Heather Bowlby’s job is pretty exciting. She’s the Research Lead at the Canadian Atlantic Shark Research Laboratory at the federal Bedford Institute of Oceanography in Dartmouth, Nova Scotia.
But what she’s most excited about is the made-in-Canada initiative called the Ocean Tracking Network (OTN). It combines acoustic tagging and receiver technology with a global network of people monitoring the movements, habitats and survival of ocean animals. Its mission is to inform the sustainable management and stewardship of aquatic animals in the face of changing global environments.
OTN launched in 2008 with support from the Canada Foundation for Innovation, with research funding from the Natural Sciences and Engineering Research Council of Canada. Industry partners such as the Halifax-based VEMCO (acquired by Innovasea in 2019) researched, developed and now provide OTN with the Canadian-built acoustic technology.
Today, OTN also benefits from support and engagement from Fisheries and Oceans Canada, as well as other research and government agencies, international academia and Indigenous communities. It serves more than 400 researchers in 30 countries, and is tracking more than 160 aquatic species, including whales, cod, sea turtles and sharks.
“Sea animals such as sharks are extremely hard to monitor,” Bowlby said in an interview. “For a land mammal like a bear, you can put a collar on it and know what it’s doing for its entire life. But for fish in the ocean, it’s a different story.

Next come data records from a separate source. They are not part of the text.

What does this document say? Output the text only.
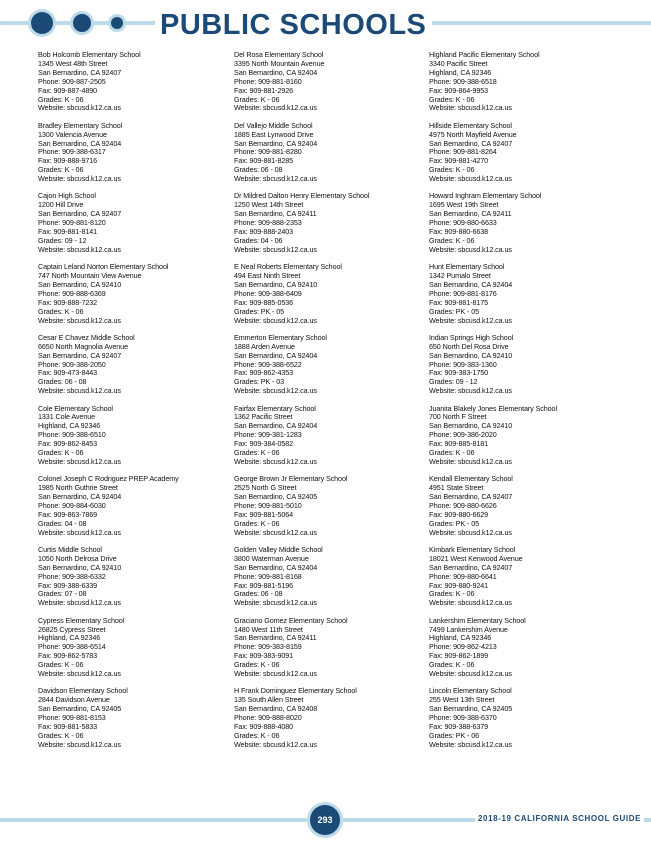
PUBLIC SCHOOLS
Bob Holcomb Elementary School
1345 West 48th Street
San Bernardino, CA 92407
Phone: 909-887-2505
Fax: 909-887-4890
Grades: K - 06
Website: sbcusd.k12.ca.us
Bradley Elementary School
1300 Valencia Avenue
San Bernardino, CA 92404
Phone: 909-388-6317
Fax: 909-888-9716
Grades: K - 06
Website: sbcusd.k12.ca.us
Cajon High School
1200 Hill Drive
San Bernardino, CA 92407
Phone: 909-881-8120
Fax: 909-881-8141
Grades: 09 - 12
Website: sbcusd.k12.ca.us
Captain Leland Norton Elementary School
747 North Mountain View Avenue
San Bernardino, CA 92410
Phone: 909-888-6369
Fax: 909-888-7232
Grades: K - 06
Website: sbcusd.k12.ca.us
Cesar E Chavez Middle School
6650 North Magnolia Avenue
San Bernardino, CA 92407
Phone: 909-388-2050
Fax: 909-473-8443
Grades: 06 - 08
Website: sbcusd.k12.ca.us
Cole Elementary School
1331 Cole Avenue
Highland, CA 92346
Phone: 909-388-6510
Fax: 909-862-8453
Grades: K - 06
Website: sbcusd.k12.ca.us
Colonel Joseph C Rodriguez PREP Academy
1985 North Guthrie Street
San Bernardino, CA 92404
Phone: 909-884-6030
Fax: 909-863-7869
Grades: 04 - 08
Website: sbcusd.k12.ca.us
Curtis Middle School
1050 North Delrosa Drive
San Bernardino, CA 92410
Phone: 909-388-6332
Fax: 909-388-6339
Grades: 07 - 08
Website: sbcusd.k12.ca.us
Cypress Elementary School
26825 Cypress Street
Highland, CA 92346
Phone: 909-388-6514
Fax: 909-862-5783
Grades: K - 06
Website: sbcusd.k12.ca.us
Davidson Elementary School
2844 Davidson Avenue
San Bernardino, CA 92405
Phone: 909-881-8153
Fax: 909-881-5833
Grades: K - 06
Website: sbcusd.k12.ca.us
Del Rosa Elementary School
3395 North Mountain Avenue
San Bernardino, CA 92404
Phone: 909-881-8160
Fax: 909-881-2926
Grades: K - 06
Website: sbcusd.k12.ca.us
Del Vallejo Middle School
1885 East Lynwood Drive
San Bernardino, CA 92404
Phone: 909-881-8280
Fax: 909-881-8285
Grades: 06 - 08
Website: sbcusd.k12.ca.us
Dr Mildred Dalton Henry Elementary School
1250 West 14th Street
San Bernardino, CA 92411
Phone: 909-888-2353
Fax: 909-888-2403
Grades: 04 - 06
Website: sbcusd.k12.ca.us
E Neal Roberts Elementary School
494 East Ninth Street
San Bernardino, CA 92410
Phone: 909-388-6409
Fax: 909-885-0536
Grades: PK - 05
Website: sbcusd.k12.ca.us
Emmerton Elementary School
1888 Arden Avenue
San Bernardino, CA 92404
Phone: 909-388-6522
Fax: 909-862-4353
Grades: PK - 03
Website: sbcusd.k12.ca.us
Fairfax Elementary School
1362 Pacific Street
San Bernardino, CA 92404
Phone: 909-381-1283
Fax: 909-384-0582
Grades: K - 06
Website: sbcusd.k12.ca.us
George Brown Jr Elementary School
2525 North G Street
San Bernardino, CA 92405
Phone: 909-881-5010
Fax: 909-881-5064
Grades: K - 06
Website: sbcusd.k12.ca.us
Golden Valley Middle School
3800 Waterman Avenue
San Bernardino, CA 92404
Phone: 909-881-8168
Fax: 909-881-5196
Grades: 06 - 08
Website: sbcusd.k12.ca.us
Graciano Gomez Elementary School
1480 West 11th Street
San Bernardino, CA 92411
Phone: 909-383-8159
Fax: 909-383-9091
Grades: K - 06
Website: sbcusd.k12.ca.us
H Frank Dominguez Elementary School
135 South Allen Street
San Bernardino, CA 92408
Phone: 909-888-8020
Fax: 909-888-4080
Grades: K - 06
Website: sbcusd.k12.ca.us
Highland Pacific Elementary School
3340 Pacific Street
Highland, CA 92346
Phone: 909-388-6518
Fax: 909-864-9953
Grades: K - 06
Website: sbcusd.k12.ca.us
Hillside Elementary School
4975 North Mayfield Avenue
San Bernardino, CA 92407
Phone: 909-881-8264
Fax: 909-881-4270
Grades: K - 06
Website: sbcusd.k12.ca.us
Howard Inghram Elementary School
1695 West 19th Street
San Bernardino, CA 92411
Phone: 909-880-6633
Fax: 909-880-6638
Grades: K - 06
Website: sbcusd.k12.ca.us
Hunt Elementary School
1342 Pumalo Street
San Bernardino, CA 92404
Phone: 909-881-8176
Fax: 909-881-8175
Grades: PK - 05
Website: sbcusd.k12.ca.us
Indian Springs High School
650 North Del Rosa Drive
San Bernardino, CA 92410
Phone: 909-383-1360
Fax: 909-383-1750
Grades: 09 - 12
Website: sbcusd.k12.ca.us
Juanita Blakely Jones Elementary School
700 North F Street
San Bernardino, CA 92410
Phone: 909-386-2020
Fax: 909-885-8181
Grades: K - 06
Website: sbcusd.k12.ca.us
Kendall Elementary School
4951 State Street
San Bernardino, CA 92407
Phone: 909-880-6626
Fax: 909-880-6629
Grades: PK - 05
Website: sbcusd.k12.ca.us
Kimbark Elementary School
18021 West Kenwood Avenue
San Bernardino, CA 92407
Phone: 909-880-6641
Fax: 909-880-9241
Grades: K - 06
Website: sbcusd.k12.ca.us
Lankershim Elementary School
7499 Lankershim Avenue
Highland, CA 92346
Phone: 909-862-4213
Fax: 909-862-1899
Grades: K - 06
Website: sbcusd.k12.ca.us
Lincoln Elementary School
255 West 13th Street
San Bernardino, CA 92405
Phone: 909-388-6370
Fax: 909-388-6379
Grades: PK - 06
Website: sbcusd.k12.ca.us
293	2018-19 CALIFORNIA SCHOOL GUIDE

“Instead, we tag a shark with this acoustic technology, which gives off a bar-coded signal, kind of like a morse code, with each shark having its own signature code. As the shark swims past a receiver, it picks up the sound and records which individual it is.”
While most people are familiar with the great white shark, famously portrayed in the movies Jaws, there is actually a lot of diversity in the shark community. And of the hundreds of species of sharks found around the world, 28 have been sighted in Canada, 14 of which are commonly found.
For example, Canada’s northern Pacific Coast is home to the salmon shark, a predator that feeds on salmon, squid and herring, and whose population is stable and abundant. In Atlantic Canada, there are small species such as the black dogfish, which are not much larger than haddock or cod. Then there are members of the large pelagic (open sea) species, such as basking sharks and white sharks, both of which are species-at-risk. Atlantic Canada also receives occasional seasonal visitors, such as the tiger shark and dusky shark.
According to Bowlby, the endangered white shark is one of the easier species to monitor because they swim closer to shore than many other shark species found in Canada. OTN acoustic technology is generally set up near the shore, where it’s possible to moor a buoy with the receiver.
When Bowlby’s team has tried to tag and track shark species that don’t tend to frequent coastal environments, such as the blue or porbeagle shark, the information they received from the acoustic receivers was very, very sparse.
Collaboration is key to the tracking network
For their white shark monitoring, Bowlby and her team used information from more than 6,900 acoustic receivers in Canadian waters, representing deployments archived by OTN during 2010 to 2020. “Sharks are so wide-ranging and the ocean is a really big place,” said Bowlby. “You can find the same shark detected in Newfoundland down in Bermuda’s Sargasso Sea later that year. So you need a very widely dispersed effort and the OTN is a great way to get that.”
“A lot of people focus on the tagging component of OTN,” added Bowlby. “But it’s really the collective monitoring from so many different people and places that gives us the information we need. That may not be the sexy part, but it’s the important part.”
The white shark is an endangered species. Photo courtesy the Canadian Atlantic Shark Research Laboratory.
A recently released study by Bowlby and her team used the OTN acoustic technology and network to determine population patterns of the white shark in Canadian waters. With information from 227 tagged sharks, they found that only about a quarter of them made the annual trip to Atlantic Canadian waters, mostly in June through November. These tend to be younger sharks who are probably here to feed and tend to remain coastal. Bowlby’s team also found that detections have remained relatively stable in recent years.
The hope is that this valuable information can function as a baseline so that they can create a plan for the endangered white shark’s recovery, as well as see how climate change might be affecting its population and movement.
The challenge with sharks is that there is very little historical information about their distributions before climate change. However, Bowlby believes that the OTN can help them get at these kinds of questions moving forward.
“OTN is truly a collaborative science effort. Bringing together the efforts of many scientists from around the world is the way to answer complicated questions such as the impact of climate change on shark populations. As more and more researchers tie into the network, the potential for scientific data collection and knowledge just keeps growing.”